Oftentimes, victims might start experimenting with substances in their teenage
years, veering into abuse. This can set them up for a lifetime of substance
abuse challenges.
·
Eating disorders. From restriction via anorexia to binge eating
disorder (BED), eating disorders stem from several factors, including genetic.
However, control is a common aspect of most types of eating disorders and
naturally attractive to victims who felt they lacked control with bullies.
Eating disorders are the deadliest mental disorder and the most under-diagnosed
and under-insured.
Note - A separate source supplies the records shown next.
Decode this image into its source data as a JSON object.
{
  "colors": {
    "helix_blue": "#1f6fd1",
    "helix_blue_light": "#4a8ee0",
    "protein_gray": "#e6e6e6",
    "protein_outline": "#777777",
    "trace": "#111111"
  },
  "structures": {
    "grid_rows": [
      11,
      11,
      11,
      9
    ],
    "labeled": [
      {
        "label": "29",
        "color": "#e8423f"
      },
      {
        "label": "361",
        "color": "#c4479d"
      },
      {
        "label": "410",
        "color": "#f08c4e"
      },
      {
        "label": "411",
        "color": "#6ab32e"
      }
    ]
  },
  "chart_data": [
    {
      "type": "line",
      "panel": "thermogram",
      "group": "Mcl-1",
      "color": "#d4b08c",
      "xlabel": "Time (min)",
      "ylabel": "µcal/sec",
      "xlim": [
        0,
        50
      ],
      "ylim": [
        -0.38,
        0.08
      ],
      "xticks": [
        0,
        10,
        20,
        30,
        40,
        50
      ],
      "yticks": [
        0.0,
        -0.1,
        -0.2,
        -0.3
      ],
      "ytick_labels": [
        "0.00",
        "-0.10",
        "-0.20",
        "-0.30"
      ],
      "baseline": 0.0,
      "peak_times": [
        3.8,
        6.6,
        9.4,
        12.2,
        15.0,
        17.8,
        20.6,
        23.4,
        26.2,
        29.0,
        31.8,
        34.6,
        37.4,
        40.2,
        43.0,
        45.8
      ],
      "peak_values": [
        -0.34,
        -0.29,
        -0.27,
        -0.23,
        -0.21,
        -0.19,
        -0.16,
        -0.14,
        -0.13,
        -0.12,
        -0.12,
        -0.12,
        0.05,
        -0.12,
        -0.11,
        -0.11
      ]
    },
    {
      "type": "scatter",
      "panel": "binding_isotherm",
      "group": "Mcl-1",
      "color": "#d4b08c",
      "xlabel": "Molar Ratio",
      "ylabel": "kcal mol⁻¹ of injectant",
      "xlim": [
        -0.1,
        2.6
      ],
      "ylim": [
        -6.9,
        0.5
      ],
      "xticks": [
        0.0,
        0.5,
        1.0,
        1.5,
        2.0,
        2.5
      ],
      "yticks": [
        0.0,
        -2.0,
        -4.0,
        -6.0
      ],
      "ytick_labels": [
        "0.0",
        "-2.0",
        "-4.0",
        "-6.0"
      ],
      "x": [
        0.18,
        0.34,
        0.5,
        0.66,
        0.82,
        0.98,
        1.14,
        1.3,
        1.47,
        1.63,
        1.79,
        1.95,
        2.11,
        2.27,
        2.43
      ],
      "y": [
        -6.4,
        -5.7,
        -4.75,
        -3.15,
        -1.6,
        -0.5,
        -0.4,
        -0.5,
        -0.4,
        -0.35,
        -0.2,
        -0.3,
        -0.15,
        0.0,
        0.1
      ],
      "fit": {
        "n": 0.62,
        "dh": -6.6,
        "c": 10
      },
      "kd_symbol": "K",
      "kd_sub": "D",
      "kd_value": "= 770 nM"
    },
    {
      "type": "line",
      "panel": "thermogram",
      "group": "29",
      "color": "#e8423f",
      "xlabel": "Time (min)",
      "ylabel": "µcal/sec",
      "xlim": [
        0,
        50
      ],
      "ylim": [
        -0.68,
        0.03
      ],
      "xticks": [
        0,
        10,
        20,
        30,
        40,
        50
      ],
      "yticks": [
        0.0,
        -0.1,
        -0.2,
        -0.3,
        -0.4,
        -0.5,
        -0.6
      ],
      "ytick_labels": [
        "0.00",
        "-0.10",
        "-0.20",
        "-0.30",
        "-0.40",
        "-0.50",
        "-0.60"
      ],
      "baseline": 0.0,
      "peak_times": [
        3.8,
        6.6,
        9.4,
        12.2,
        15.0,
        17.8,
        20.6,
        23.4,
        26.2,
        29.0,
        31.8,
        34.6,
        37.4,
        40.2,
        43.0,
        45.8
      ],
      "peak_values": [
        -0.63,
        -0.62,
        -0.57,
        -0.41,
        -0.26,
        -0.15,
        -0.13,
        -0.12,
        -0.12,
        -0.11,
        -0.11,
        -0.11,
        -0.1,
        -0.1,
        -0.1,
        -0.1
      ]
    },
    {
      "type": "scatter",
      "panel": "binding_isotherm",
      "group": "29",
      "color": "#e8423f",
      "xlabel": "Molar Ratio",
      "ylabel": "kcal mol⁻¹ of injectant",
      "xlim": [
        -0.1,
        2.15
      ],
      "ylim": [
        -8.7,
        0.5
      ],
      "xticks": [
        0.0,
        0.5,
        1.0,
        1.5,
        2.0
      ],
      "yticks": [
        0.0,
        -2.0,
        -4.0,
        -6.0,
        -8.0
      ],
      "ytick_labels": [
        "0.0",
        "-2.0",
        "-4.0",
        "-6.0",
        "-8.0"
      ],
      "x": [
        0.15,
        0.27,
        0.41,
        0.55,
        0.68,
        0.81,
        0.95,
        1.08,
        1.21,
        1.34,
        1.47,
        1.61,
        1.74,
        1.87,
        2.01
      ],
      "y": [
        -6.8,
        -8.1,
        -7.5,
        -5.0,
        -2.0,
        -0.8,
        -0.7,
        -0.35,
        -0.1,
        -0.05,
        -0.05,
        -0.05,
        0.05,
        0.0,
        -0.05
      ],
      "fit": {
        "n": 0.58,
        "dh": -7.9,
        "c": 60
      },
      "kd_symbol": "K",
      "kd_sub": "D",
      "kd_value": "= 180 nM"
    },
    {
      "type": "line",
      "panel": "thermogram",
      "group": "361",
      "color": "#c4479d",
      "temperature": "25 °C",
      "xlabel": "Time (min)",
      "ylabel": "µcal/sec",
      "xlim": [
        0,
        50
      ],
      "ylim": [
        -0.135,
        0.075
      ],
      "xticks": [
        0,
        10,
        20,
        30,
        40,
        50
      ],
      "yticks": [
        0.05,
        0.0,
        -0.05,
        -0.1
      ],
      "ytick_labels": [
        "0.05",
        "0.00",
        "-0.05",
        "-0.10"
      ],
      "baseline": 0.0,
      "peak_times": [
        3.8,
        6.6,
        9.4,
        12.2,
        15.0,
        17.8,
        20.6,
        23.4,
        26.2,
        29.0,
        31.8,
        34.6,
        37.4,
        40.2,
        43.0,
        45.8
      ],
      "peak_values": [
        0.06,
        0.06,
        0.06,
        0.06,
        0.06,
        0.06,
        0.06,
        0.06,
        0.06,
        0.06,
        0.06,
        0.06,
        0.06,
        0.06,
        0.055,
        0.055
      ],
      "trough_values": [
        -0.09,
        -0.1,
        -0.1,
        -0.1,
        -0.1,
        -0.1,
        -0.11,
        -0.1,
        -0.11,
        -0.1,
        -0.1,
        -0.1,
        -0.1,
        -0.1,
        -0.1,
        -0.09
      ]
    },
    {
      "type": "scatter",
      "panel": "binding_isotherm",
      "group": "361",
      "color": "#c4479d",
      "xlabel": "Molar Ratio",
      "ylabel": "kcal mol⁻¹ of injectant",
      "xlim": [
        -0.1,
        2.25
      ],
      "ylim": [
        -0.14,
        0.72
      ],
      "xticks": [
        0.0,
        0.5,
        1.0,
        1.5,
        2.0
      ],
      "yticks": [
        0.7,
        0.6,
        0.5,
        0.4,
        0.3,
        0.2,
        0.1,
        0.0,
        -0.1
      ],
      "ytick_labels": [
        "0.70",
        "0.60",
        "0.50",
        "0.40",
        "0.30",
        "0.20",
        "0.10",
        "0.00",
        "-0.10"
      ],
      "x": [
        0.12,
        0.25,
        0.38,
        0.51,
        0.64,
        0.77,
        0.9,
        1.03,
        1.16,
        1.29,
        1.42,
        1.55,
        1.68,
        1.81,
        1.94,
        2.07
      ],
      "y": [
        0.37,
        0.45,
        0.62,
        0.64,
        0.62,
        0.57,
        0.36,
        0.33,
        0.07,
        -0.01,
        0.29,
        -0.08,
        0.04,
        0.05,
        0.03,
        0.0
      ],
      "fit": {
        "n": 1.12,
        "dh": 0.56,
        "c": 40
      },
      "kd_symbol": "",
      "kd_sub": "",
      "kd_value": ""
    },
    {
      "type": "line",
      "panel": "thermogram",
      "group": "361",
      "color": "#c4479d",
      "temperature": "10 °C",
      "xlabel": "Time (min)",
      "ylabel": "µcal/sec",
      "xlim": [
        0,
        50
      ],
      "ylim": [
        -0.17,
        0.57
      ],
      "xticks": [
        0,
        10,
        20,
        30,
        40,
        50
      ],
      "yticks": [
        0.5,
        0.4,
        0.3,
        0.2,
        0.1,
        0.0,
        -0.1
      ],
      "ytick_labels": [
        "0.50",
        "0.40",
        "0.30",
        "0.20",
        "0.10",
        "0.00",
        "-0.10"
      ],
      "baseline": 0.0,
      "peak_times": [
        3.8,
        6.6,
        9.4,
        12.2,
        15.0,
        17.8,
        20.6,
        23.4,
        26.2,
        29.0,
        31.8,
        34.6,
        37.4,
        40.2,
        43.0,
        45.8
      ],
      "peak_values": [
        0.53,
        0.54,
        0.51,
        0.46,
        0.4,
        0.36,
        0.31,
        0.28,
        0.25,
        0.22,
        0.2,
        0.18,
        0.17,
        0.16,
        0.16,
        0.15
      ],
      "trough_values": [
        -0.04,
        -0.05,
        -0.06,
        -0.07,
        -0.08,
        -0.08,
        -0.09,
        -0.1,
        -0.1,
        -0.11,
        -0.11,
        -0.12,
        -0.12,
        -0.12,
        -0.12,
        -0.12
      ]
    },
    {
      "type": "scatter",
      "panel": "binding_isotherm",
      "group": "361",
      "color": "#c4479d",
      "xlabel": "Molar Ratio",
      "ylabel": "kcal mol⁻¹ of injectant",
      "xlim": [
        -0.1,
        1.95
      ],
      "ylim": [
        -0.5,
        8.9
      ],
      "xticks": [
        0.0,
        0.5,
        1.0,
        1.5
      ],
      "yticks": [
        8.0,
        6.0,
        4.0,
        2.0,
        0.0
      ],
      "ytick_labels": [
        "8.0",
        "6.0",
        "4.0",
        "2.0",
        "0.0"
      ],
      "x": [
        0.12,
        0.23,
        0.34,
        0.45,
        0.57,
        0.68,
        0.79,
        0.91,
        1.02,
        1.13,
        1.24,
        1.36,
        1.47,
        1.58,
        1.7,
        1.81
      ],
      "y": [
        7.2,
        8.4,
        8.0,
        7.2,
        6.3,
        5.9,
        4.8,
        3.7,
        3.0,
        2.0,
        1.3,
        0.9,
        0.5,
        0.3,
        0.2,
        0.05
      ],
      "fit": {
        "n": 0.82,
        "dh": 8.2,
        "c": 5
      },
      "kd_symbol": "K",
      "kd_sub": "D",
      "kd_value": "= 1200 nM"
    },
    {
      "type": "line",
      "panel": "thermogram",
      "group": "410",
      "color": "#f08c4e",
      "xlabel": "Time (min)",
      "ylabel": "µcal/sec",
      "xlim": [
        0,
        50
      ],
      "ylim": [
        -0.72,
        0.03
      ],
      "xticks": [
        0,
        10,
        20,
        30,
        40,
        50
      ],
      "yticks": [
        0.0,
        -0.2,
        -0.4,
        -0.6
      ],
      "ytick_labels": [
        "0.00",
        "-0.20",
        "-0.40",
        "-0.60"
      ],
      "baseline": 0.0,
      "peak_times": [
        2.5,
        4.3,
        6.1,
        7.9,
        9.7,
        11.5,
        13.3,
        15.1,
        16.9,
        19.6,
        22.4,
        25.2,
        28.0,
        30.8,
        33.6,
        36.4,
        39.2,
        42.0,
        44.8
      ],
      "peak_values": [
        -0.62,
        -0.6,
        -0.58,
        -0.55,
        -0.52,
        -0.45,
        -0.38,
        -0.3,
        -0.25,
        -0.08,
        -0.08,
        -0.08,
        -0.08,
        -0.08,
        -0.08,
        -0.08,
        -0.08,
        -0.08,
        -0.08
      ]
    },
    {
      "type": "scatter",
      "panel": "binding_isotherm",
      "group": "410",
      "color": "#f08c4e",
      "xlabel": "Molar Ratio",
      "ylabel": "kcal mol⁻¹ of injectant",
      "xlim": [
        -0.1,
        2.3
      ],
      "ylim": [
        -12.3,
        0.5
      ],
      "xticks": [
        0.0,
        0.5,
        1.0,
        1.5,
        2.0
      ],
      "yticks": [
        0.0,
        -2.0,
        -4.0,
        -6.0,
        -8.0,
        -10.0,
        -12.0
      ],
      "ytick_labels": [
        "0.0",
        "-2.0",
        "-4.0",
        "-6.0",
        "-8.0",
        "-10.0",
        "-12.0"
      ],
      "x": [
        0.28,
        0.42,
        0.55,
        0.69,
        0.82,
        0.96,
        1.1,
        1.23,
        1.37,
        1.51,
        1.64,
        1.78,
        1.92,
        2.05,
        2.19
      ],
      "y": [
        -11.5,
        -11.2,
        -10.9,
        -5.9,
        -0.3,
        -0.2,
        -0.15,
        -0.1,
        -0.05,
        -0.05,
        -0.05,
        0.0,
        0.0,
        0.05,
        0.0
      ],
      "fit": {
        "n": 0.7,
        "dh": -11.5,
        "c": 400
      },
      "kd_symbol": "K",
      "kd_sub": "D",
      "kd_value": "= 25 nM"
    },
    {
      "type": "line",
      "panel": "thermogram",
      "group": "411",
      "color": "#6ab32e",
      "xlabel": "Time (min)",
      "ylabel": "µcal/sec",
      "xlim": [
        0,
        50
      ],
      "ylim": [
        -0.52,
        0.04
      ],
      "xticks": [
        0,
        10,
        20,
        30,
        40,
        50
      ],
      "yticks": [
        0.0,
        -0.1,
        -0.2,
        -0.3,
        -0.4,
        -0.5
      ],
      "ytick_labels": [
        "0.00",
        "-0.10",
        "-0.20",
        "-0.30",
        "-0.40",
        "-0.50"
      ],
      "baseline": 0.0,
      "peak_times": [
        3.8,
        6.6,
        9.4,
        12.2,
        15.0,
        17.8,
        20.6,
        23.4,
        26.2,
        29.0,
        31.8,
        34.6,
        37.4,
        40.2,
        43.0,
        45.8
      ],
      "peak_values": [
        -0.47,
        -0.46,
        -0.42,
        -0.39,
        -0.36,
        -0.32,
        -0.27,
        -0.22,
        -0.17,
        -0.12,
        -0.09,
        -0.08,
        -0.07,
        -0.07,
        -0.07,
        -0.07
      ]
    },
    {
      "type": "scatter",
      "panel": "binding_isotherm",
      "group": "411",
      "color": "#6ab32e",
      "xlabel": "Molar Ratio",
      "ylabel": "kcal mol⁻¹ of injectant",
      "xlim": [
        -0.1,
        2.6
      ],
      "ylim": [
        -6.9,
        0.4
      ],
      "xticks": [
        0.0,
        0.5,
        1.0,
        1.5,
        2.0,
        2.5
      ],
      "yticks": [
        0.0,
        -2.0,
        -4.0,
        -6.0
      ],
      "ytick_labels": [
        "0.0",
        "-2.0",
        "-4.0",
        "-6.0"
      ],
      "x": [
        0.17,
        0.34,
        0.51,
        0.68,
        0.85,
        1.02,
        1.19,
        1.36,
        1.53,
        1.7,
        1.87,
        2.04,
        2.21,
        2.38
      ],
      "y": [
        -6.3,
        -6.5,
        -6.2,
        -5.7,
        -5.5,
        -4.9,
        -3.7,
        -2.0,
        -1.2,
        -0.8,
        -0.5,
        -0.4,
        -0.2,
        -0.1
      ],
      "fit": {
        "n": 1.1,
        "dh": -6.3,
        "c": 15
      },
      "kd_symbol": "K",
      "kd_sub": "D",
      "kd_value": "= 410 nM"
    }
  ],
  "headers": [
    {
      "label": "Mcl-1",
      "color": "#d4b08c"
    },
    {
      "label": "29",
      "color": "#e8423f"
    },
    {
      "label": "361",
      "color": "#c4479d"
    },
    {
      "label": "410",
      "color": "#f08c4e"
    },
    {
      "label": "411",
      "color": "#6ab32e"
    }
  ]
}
Like alcoholism, eating disorders are a lifelong disorder
that can be managed, but not cured.
Fortunately, bullying is increasingly
becoming a serious issue, and many schools have adopted a zero-tolerance
policy. However, bullying isn’t restricted to only children or schools.
Children may be bullied at home or in other non-school environments, and it
doesn’t necessarily end in adulthood. Understanding the long-term impact of
bullying on both sides of the fence is key to dismantling it within society.
Very serious but important post. Everyone should probably give something like this a read.